EU governments may appeal the decision, and diplomats said
broader European sanctions against Iranian banks could still
limit Bank Mellat's ability to function in Europe.
But lawyers for the bank, the biggest private sector lender
in Iran, said the ruling meant it could resume trading in
Bank Mellat "will now be able to commence trading
internationally and try and draw back the losses incurred over
the last three years since the sanctions were imposed," law firm
Zaiwalla & Co said in a statement.
"Furthermore, the bank will now look to claim damages from
the EU Council."
Sarosh Zaiwalla, who represented Bank Mellat, said being put
on the sanctions list resulted in a freeze on all the bank's
assets in the EU and its international trade was effectively
suspended for three years.
The EU argued in 2010, when it decided to impose the
sanctions, that the bank facilitated Tehran's disputed nuclear
programme and provided financial services to companies or
institutions targeted by international sanctions.
Tehran says its nuclear work has only peaceful purposes but
the United Nations Security Council has ordered it to suspend
uranium enrichment, concerned that its ultimate goal is to
provide Iran with an atomic bomb.
The case is one of a handful involving Iranian companies
that the EU has lost in the court in the last year and will add
to concerns among many European diplomats that legal rulings
could undermine the bloc's sanctions policy against Iran.

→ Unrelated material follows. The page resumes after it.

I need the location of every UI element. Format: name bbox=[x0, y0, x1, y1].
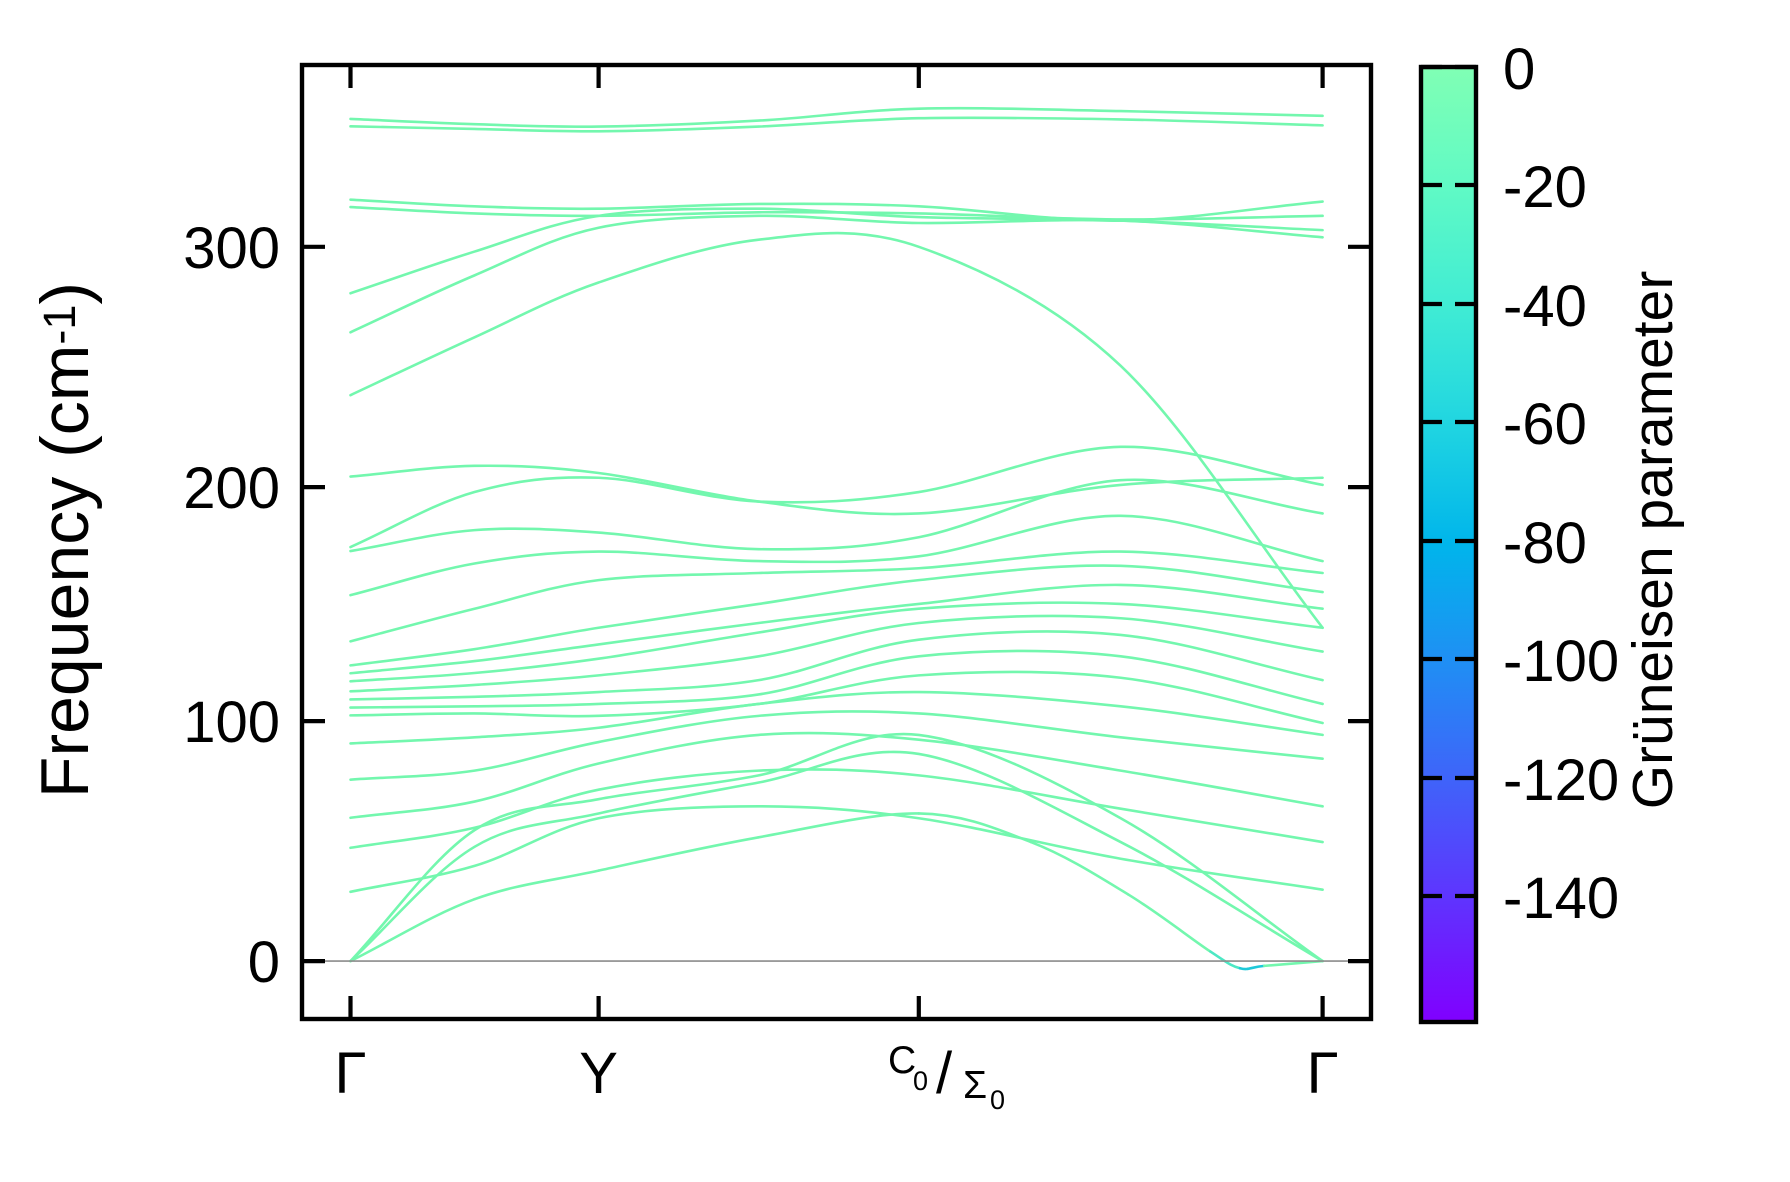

Iranian companies and individuals have nearly 50 cases
outstanding in the court.
Beside failing to prove that the bank knowingly committed
wrongdoing, the court said that the Council of the European
Union failed to show the bank reasons for its listing, hampering
its defence, and had erroneously claimed it was a state-owned
bank in its original sanction decision.
An EU diplomat said the Council provided evidence to the
court to avoid compromising the sources of its information.

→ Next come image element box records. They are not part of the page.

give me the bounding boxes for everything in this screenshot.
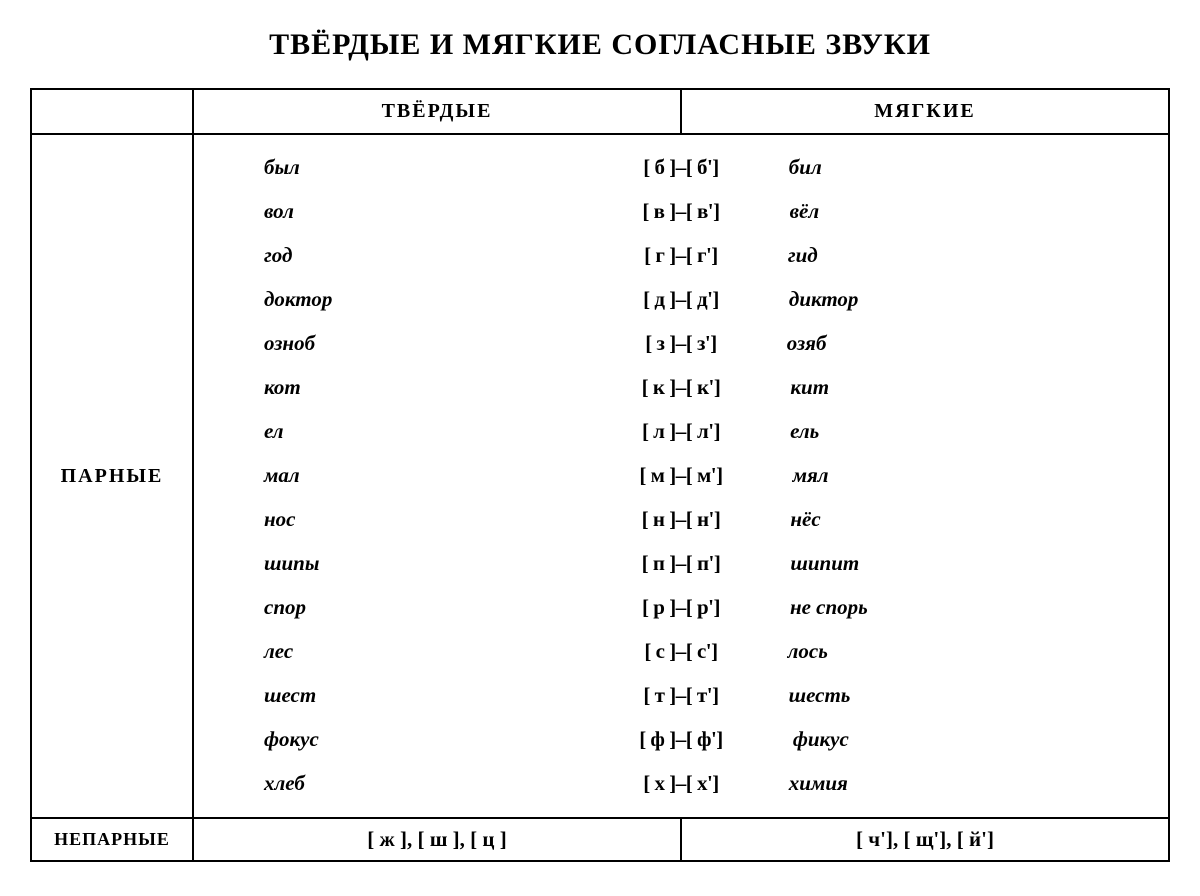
pair-row: нос[ н ]–[ н']нёс: [194, 497, 1168, 541]
consonants-table: ТВЁРДЫЕ МЯГКИЕ ПАРНЫЕ был[ б ]–[ б']билв…: [30, 88, 1170, 862]
pair-row: вол[ в ]–[ в']вёл: [194, 189, 1168, 233]
hard-example: ел: [194, 419, 642, 444]
phonetic-pair: [ м ]–[ м']: [639, 463, 722, 488]
phonetic-pair: [ г ]–[ г']: [644, 243, 718, 268]
phonetic-pair: [ т ]–[ т']: [643, 683, 718, 708]
soft-example: гид: [718, 243, 1168, 268]
pair-row: был[ б ]–[ б']бил: [194, 145, 1168, 189]
hard-example: был: [194, 155, 643, 180]
phonetic-pair: [ к ]–[ к']: [642, 375, 721, 400]
soft-example: бил: [719, 155, 1168, 180]
soft-example: кит: [720, 375, 1168, 400]
paired-label: ПАРНЫЕ: [31, 134, 193, 818]
unpaired-soft: [ ч'], [ щ'], [ й']: [681, 818, 1169, 861]
pair-row: спор[ р ]–[ р']не спорь: [194, 585, 1168, 629]
hard-example: кот: [194, 375, 642, 400]
phonetic-pair: [ в ]–[ в']: [642, 199, 719, 224]
hard-example: мал: [194, 463, 639, 488]
hard-header: ТВЁРДЫЕ: [193, 89, 681, 134]
hard-example: доктор: [194, 287, 643, 312]
soft-example: химия: [719, 771, 1168, 796]
pair-row: ел[ л ]–[ л']ель: [194, 409, 1168, 453]
unpaired-hard: [ ж ], [ ш ], [ ц ]: [193, 818, 681, 861]
soft-example: вёл: [720, 199, 1168, 224]
pair-row: мал[ м ]–[ м']мял: [194, 453, 1168, 497]
phonetic-pair: [ з ]–[ з']: [645, 331, 716, 356]
phonetic-pair: [ д ]–[ д']: [643, 287, 719, 312]
pair-row: хлеб[ х ]–[ х']химия: [194, 761, 1168, 805]
phonetic-pair: [ х ]–[ х']: [643, 771, 719, 796]
phonetic-pair: [ ф ]–[ ф']: [639, 727, 723, 752]
hard-example: шипы: [194, 551, 642, 576]
hard-example: озноб: [194, 331, 645, 356]
pair-row: доктор[ д ]–[ д']диктор: [194, 277, 1168, 321]
paired-body: был[ б ]–[ б']билвол[ в ]–[ в']вёлгод[ г…: [193, 134, 1169, 818]
pair-row: фокус[ ф ]–[ ф']фикус: [194, 717, 1168, 761]
phonetic-pair: [ н ]–[ н']: [642, 507, 721, 532]
pair-row: шест[ т ]–[ т']шесть: [194, 673, 1168, 717]
unpaired-row: НЕПАРНЫЕ [ ж ], [ ш ], [ ц ] [ ч'], [ щ'…: [31, 818, 1169, 861]
hard-example: хлеб: [194, 771, 643, 796]
pair-row: лес[ с ]–[ с']лось: [194, 629, 1168, 673]
unpaired-label: НЕПАРНЫЕ: [31, 818, 193, 861]
hard-example: год: [194, 243, 644, 268]
hard-example: вол: [194, 199, 642, 224]
phonetic-pair: [ с ]–[ с']: [644, 639, 717, 664]
phonetic-pair: [ б ]–[ б']: [643, 155, 719, 180]
soft-example: шесть: [719, 683, 1168, 708]
soft-example: не спорь: [720, 595, 1168, 620]
hard-example: спор: [194, 595, 642, 620]
pair-row: шипы[ п ]–[ п']шипит: [194, 541, 1168, 585]
phonetic-pair: [ р ]–[ р']: [642, 595, 720, 620]
hard-example: шест: [194, 683, 643, 708]
pair-row: кот[ к ]–[ к']кит: [194, 365, 1168, 409]
pair-row: озноб[ з ]–[ з']озяб: [194, 321, 1168, 365]
hard-example: лес: [194, 639, 644, 664]
soft-example: озяб: [717, 331, 1168, 356]
hard-example: фокус: [194, 727, 639, 752]
soft-example: диктор: [719, 287, 1168, 312]
corner-cell: [31, 89, 193, 134]
soft-example: ель: [720, 419, 1168, 444]
pair-row: год[ г ]–[ г']гид: [194, 233, 1168, 277]
soft-example: лось: [718, 639, 1168, 664]
soft-header: МЯГКИЕ: [681, 89, 1169, 134]
soft-example: шипит: [720, 551, 1168, 576]
hard-example: нос: [194, 507, 642, 532]
soft-example: нёс: [720, 507, 1168, 532]
soft-example: мял: [723, 463, 1168, 488]
soft-example: фикус: [723, 727, 1168, 752]
paired-row: ПАРНЫЕ был[ б ]–[ б']билвол[ в ]–[ в']вё…: [31, 134, 1169, 818]
header-row: ТВЁРДЫЕ МЯГКИЕ: [31, 89, 1169, 134]
phonetic-pair: [ п ]–[ п']: [642, 551, 721, 576]
phonetic-pair: [ л ]–[ л']: [642, 419, 720, 444]
page-title: ТВЁРДЫЕ И МЯГКИЕ СОГЛАСНЫЕ ЗВУКИ: [30, 28, 1170, 62]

The General Court also ordered the Council to pay Bank
Mellat's legal costs.
Bank Mellat was formed through the merger of 10 banks in
1980 and boasts 1,800 branches in Iran as well as branches in
Turkey, South Korea, London and Dubai. It has also appealed to
the UK Supreme Court to overturn a ban on its operations.
That case is due to be heard in March.
The EU side has two months to appeal Tuesday's ruling. There
was no immediate comment from the Commission or Council.